“I’m not a people person,” – introverts often say when they avoid going to parties or meeting new people. Every introvert can relate to the feeling of exhaustion after hanging out with a big group or going to a party where they don’t know a lot of people. Introverts get their energy from quietude, so they are often emotionally and physically drained when being surrounded by people, especially people they don’t know very well.
However, studies have shown that there are benefits to being a people person: being social often makes us happier, regardless of extroversion or introversion tendencies. So, if you want to reap the benefits of being a people person without sacrificing your energy and mental health, here are a few of Working Den’s best tips.
Set intentions for every interaction
What does it mean to be a people person? When you think of a people person, do you imagine someone who’s always “on” and ready to interact with everyone around them? If that thought exhausts you, you probably think that you are not sociable. Of course, being generous with your attention and social interactions is not necessarily a bad thing, but introverts only have a finite amount of energy to give to other people before feeling emotionally exhausted. So, we have to be more selective with the interactions we want to participate in and make sure that they are worth our time and energy.
One quick way to practice being more sociable is setting intentions for every interaction with people, whether it’s a family member, coworker, significant other, or friend. Are you looking to listen? Are you hoping to get closer to this person? Are you looking for a mutual understanding? Setting intentions for your interactions will help you feel more invested in spending time with this other person, and you will feel like your time is more useful and less emotionally draining. With continuous practice, you will feel closer to people around you and become more sociable as a result.
Choose settings that make you comfortable
Being a people person doesn’t mean that you have to go to big parties and talk to 10 people you don’t know. If you’re not comfortable in big group settings, it’s no wonder that you cannot talk to new people and be sociable. Everyone has preferences when it comes to social settings, and you should evaluate what yours are. If you love spending one-on-one time with people, maybe take a new friend out for coffee? If you feel more comfortable in a smaller group setting where you already know most people, maybe set up a small dinner party and only invite two new friends? If you are new at a company, perhaps get to know your work neighbours or teammates first?

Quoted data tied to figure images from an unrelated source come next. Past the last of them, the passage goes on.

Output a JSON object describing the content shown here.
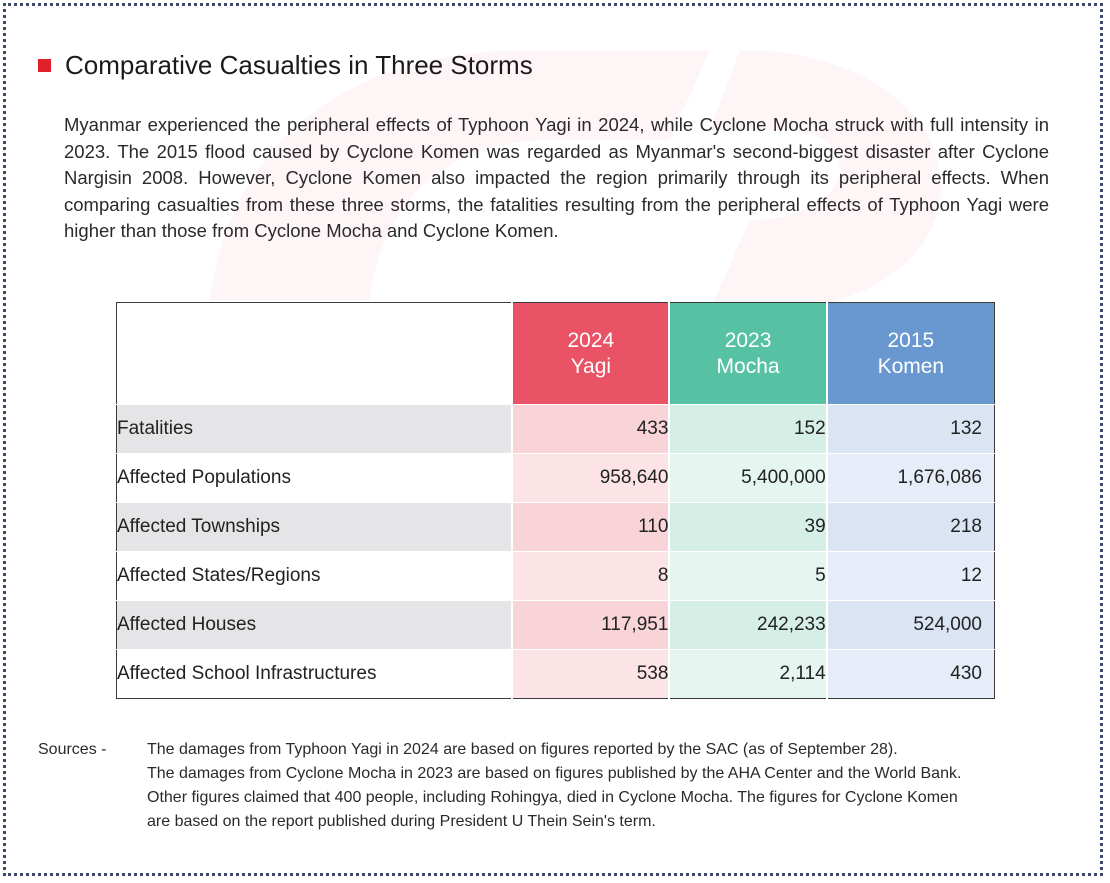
{
  "title": "Comparative Casualties in Three Storms",
  "intro": "Myanmar experienced the peripheral effects of Typhoon Yagi in 2024, while Cyclone Mocha struck with full intensity in 2023. The 2015 flood caused by Cyclone Komen was regarded as Myanmar's second-biggest disaster after Cyclone Nargisin 2008. However, Cyclone Komen also impacted the region primarily through its peripheral effects. When comparing casualties from these three storms, the fatalities resulting from the peripheral effects of Typhoon Yagi were higher than those from Cyclone Mocha and Cyclone Komen.",
  "table": {
    "columns": [
      {
        "year": "2024",
        "name": "Yagi",
        "color": "#ea5366"
      },
      {
        "year": "2023",
        "name": "Mocha",
        "color": "#57c2a3"
      },
      {
        "year": "2015",
        "name": "Komen",
        "color": "#6997cf"
      }
    ],
    "rows": [
      {
        "label": "Fatalities",
        "yagi": "433",
        "mocha": "152",
        "komen": "132"
      },
      {
        "label": "Affected Populations",
        "yagi": "958,640",
        "mocha": "5,400,000",
        "komen": "1,676,086"
      },
      {
        "label": "Affected Townships",
        "yagi": "110",
        "mocha": "39",
        "komen": "218"
      },
      {
        "label": "Affected States/Regions",
        "yagi": "8",
        "mocha": "5",
        "komen": "12"
      },
      {
        "label": "Affected Houses",
        "yagi": "117,951",
        "mocha": "242,233",
        "komen": "524,000"
      },
      {
        "label": "Affected School Infrastructures",
        "yagi": "538",
        "mocha": "2,114",
        "komen": "430"
      }
    ]
  },
  "sources": {
    "label": "Sources  -",
    "lines": [
      "The damages from Typhoon Yagi in 2024 are based on figures reported by the SAC (as of September 28).",
      "The damages from Cyclone Mocha in 2023 are based on figures published by the AHA Center and the World Bank.",
      "Other figures claimed that 400 people, including Rohingya, died in Cyclone Mocha. The figures for Cyclone Komen",
      "are based on the report published during President U Thein Sein's term."
    ]
  },
  "colors": {
    "accent": "#e0202a",
    "border": "#3d4a6b"
  }
}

Whatever makes you take your social guard down and make you feel comfortable, you should utilise those settings to get acquainted with people. Soon, you will also find that your comfort zone expands with practice, and you’re willing to be sociable in different group settings as well.
Cultivate a growth attitude
Everyone has something to teach you, everyone knows something you don’t. If you think of every social interaction as an opportunity to learn something new, this attitude will fuel your energy and make your interactions much more interesting.
Instead of thinking about social situations as you giving up your energy, you can shift your attitude so that every social interaction is an opportunity to gain new knowledge. Framing every conversation as learning opportunities will help you engage more enthusiastically with another person, and help you gain something from the conversation without emotionally draining you. Over time, this growth attitude can transform your social habits and make you a more interesting, knowledgeable person – and you’ll become more sociable at the same time!
Ask questions and listen empathetically
The key to being more sociable without talking too much is to ask insightful questions and listen empathetically. People – especially extroverts – love talking about themselves and sharing their life stories, so if you don’t know how to talk to new people, you can start with questions about them: where they grew up, what brought them to this party/company, how did they know the host, etc. If you’re not ready to share your own stories, you should listen empathetically and ask insightful follow-up questions, so that your conversation partner feels heard and valued.
Becoming a better listener is one of the easiest ways to become a better people person without feeling emotionally and physically drained, but it takes a lot of practice and patience. Listening intently will require that you ground yourself in the moment, and if you have set intentions for your conversation, you can navigate the conversation to help you achieve your goals.
Take time to recharge if you need to
Unlike extroverts who get their energy from social interactions, introverts are often drained after talking to a lot of new people and require time alone to recharge. If you feel exhausted after a long day of work or a big party, take the time to recharge your energy level. A part of becoming a better people person, especially if you are an introvert, is understanding what fuels you and what drains you so that you won’t feel burnout and shy away from social interactions the next time.
So, if you feel like you need some self-care and time alone, you should take the time to recharge and do activities that you enjoy by yourself or with a significant other. Reading a book, getting a massage, taking a bath, or cooking your favourite meal are all rewarding activities that can help introverts maintain their balance and fuel them for the next social situation. Although it seems counter-intuitive, allowing yourself time and space to recharge will make you a much better people person, because your energy level will be full and you will be ready to engage with them!